Après Ferguson, New York attend à son tour avec appréhension la décision d'un grand jury, en liaison avec la mort d'un père de famille noir lors d'une interpellation musclée en juillet dernier.

Soupçonné de vente illégale de cigarettes, Eric Garner, 43 ans, qui avait brièvement tenté de résister, avait été plaqué au sol par plusieurs policiers blancs le 17 juillet à Staten Island, l'un des arrondissements de New York. Dans une vidéo amateur, on voit l'un d'eux le prendre par le cou pour le mettre à terre. «Je ne peux pas respirer», se plaint à plusieurs reprises Eric Garner, père de six enfants, obèse et asthmatique, avant de perdre connaissance. Il avait été déclaré mort après son transfert à l'hôpital.

Le médecin légiste à New York avait conclu à un homicide.

Des milliers de manifestants, organisés en petits groupes extrêmement rapides, ont protesté ces derniers jours à New York contre la décision de ne pas poursuivre le policier blanc ayant tué par balles Michael Brown, un noir de 18 ans, à Ferguson (Missouri, centre) en août.

Un de ces groupes a même essayé de perturber la parade de Thanksgiving jeudi, un autre a manifesté dans le grand magasin Macy's à l'occasion de «Black Friday», la journée de soldes monstres suivant Thanksgiving. Et une petite manifestation a encore eu lieu samedi à Harlem.

Les autorités de New York se préparent à de nouvelles protestations, si le grand jury de Staten Island décide de ne pas poursuivre Daniel Pantaleo, le policier de 29 ans vu sur la vidéo saisir Eric Garner par le cou, pratique pourtant interdite au sein de la police new-yorkaise.

Compte à rebours

Aucune date n'a été annoncée pour sa décision. «Nous ne commentons pas sur le grand jury», a indiqué lundi un porte-parole du procureur.

Mais les médias locaux anticipent une décision prochaine, alors que le grand jury a commencé à se réunir en septembre.

Et l'activiste des droits civiques Al Sharpton a annoncé samedi un «compte à rebours» jusqu'à la décision, en recevant dans les locaux de son association «National Action Network» à Harlem, la mère d'Eric Garner, Gwen Carr, son épouse Esaw, et une soeur d'Akai Gurley, un Noir de 28 ans tué par accident par un policier débutant lors d'une patrouille dans une HLM de Brooklyn le 21 novembre.

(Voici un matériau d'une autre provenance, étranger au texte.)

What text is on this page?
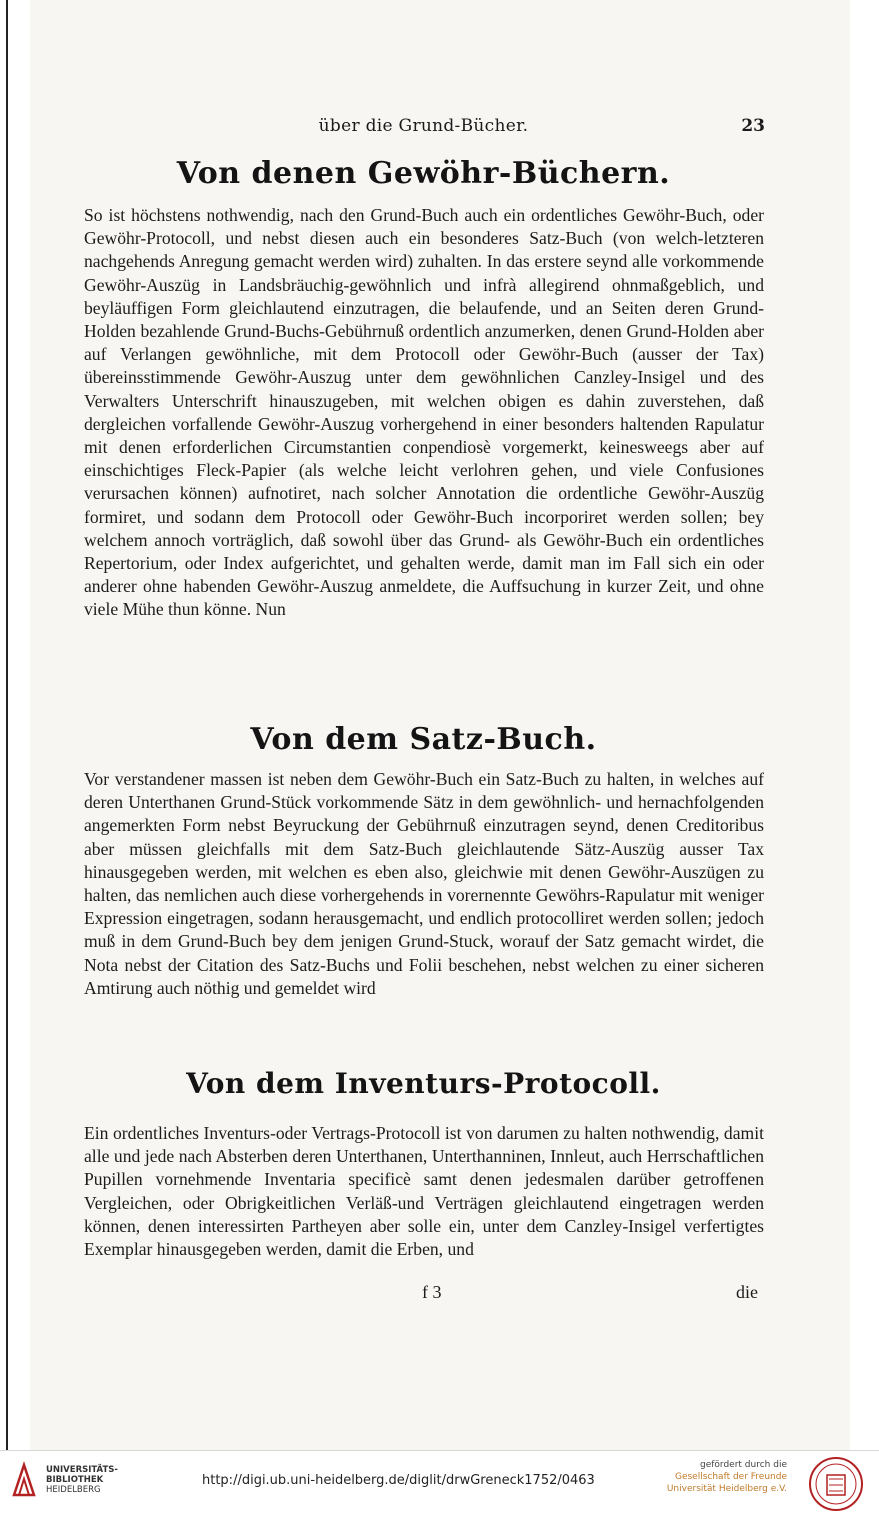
über die Grund-Bücher.	23
Von denen Gewöhr-Büchern.
So ist höchstens nothwendig, nach den Grund-Buch auch ein ordentliches Gewöhr-Buch, oder Gewöhr-Protocoll, und nebst diesen auch ein besonderes Satz-Buch (von welch-letzteren nachgehends Anregung gemacht werden wird) zuhalten. In das erstere seynd alle vorkommende Gewöhr-Auszüg in Landsbräuchig-gewöhnlich und infrà allegirend ohnmaßgeblich, und beyläuffigen Form gleichlautend einzutragen, die belaufende, und an Seiten deren Grund-Holden bezahlende Grund-Buchs-Gebührnuß ordentlich anzumerken, denen Grund-Holden aber auf Verlangen gewöhnliche, mit dem Protocoll oder Gewöhr-Buch (ausser der Tax) übereinsstimmende Gewöhr-Auszug unter dem gewöhnlichen Canzley-Insigel und des Verwalters Unterschrift hinauszugeben, mit welchen obigen es dahin zuverstehen, daß dergleichen vorfallende Gewöhr-Auszug vorhergehend in einer besonders haltenden Rapulatur mit denen erforderlichen Circumstantien conpendiosè vorgemerkt, keinesweegs aber auf einschichtiges Fleck-Papier (als welche leicht verlohren gehen, und viele Confusiones verursachen können) aufnotiret, nach solcher Annotation die ordentliche Gewöhr-Auszüg formiret, und sodann dem Protocoll oder Gewöhr-Buch incorporiret werden sollen; bey welchem annoch vorträglich, daß sowohl über das Grund- als Gewöhr-Buch ein ordentliches Repertorium, oder Index aufgerichtet, und gehalten werde, damit man im Fall sich ein oder anderer ohne habenden Gewöhr-Auszug anmeldete, die Auffsuchung in kurzer Zeit, und ohne viele Mühe thun könne. Nun
Von dem Satz-Buch.
Vor verstandener massen ist neben dem Gewöhr-Buch ein Satz-Buch zu halten, in welches auf deren Unterthanen Grund-Stück vorkommende Sätz in dem gewöhnlich- und hernachfolgenden angemerkten Form nebst Beyruckung der Gebührnuß einzutragen seynd, denen Creditoribus aber müssen gleichfalls mit dem Satz-Buch gleichlautende Sätz-Auszüg ausser Tax hinausgegeben werden, mit welchen es eben also, gleichwie mit denen Gewöhr-Auszügen zu halten, das nemlichen auch diese vorhergehends in vorernennte Gewöhrs-Rapulatur mit weniger Expression eingetragen, sodann herausgemacht, und endlich protocolliret werden sollen; jedoch muß in dem Grund-Buch bey dem jenigen Grund-Stuck, worauf der Satz gemacht wirdet, die Nota nebst der Citation des Satz-Buchs und Folii beschehen, nebst welchen zu einer sicheren Amtirung auch nöthig und gemeldet wird
Von dem Inventurs-Protocoll.
Ein ordentliches Inventurs-oder Vertrags-Protocoll ist von darumen zu halten nothwendig, damit alle und jede nach Absterben deren Unterthanen, Unterthanninen, Innleut, auch Herrschaftlichen Pupillen vornehmende Inventaria specificè samt denen jedesmalen darüber getroffenen Vergleichen, oder Obrigkeitlichen Verläß-und Verträgen gleichlautend eingetragen werden können, denen interessirten Partheyen aber solle ein, unter dem Canzley-Insigel verfertigtes Exemplar hinausgegeben werden, damit die Erben, und
f 3	die
UNIVERSITÄTS-
BIBLIOTHEK
HEIDELBERG
http://digi.ub.uni-heidelberg.de/diglit/drwGreneck1752/0463
gefördert durch die
Gesellschaft der Freunde
Universität Heidelberg e.V.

«Pouvons-nous montrer quelque chose de différent à New York ?», a interrogé Al Sharpton, un proche du maire de New York Bill de Blasio. «Nous ne voulons pas de violence, mais nous voulons la justice», a-t-il ajouté lors de cette rencontre.

La mère d'Eric Garner a elle confié son espoir d'une «décision juste».

«En aucun cas ils ne doivent revenir (de leurs délibérations) sans inculper ce policier», a déclaré Gwen Carr.

Les petits groupes de manifestants qui, partant de Times Square ou Union Square, ont sillonné Manhattan après la décision de Ferguson, bloquant un soir la voie express FDR Drive à Manhattan ou le Lincoln Tunnel, associaient souvent les trois hommes, Michael Brown, Eric Garner et Akai Gurley.

Une trentaine de personnes ont été interpellées durant ces manifestations qui ont réuni Noirs, Latinos, étudiants blancs, anarchistes et anciens membres d'Occupy.

Dans le cas d'Eric Garner, l'annonce de la constitution d'un grand jury - assemblée de citoyens américains chargés de décider ou non d'une inculpation sur la base des éléments de l'enquête - avait été annoncée le 19 août par le procureur de Staten Island, plus d'un mois après le drame, et quatre jours avant une manifestation ayant réuni des milliers de protestataires à Staten Island aux cris de «pas de justice, pas de paix».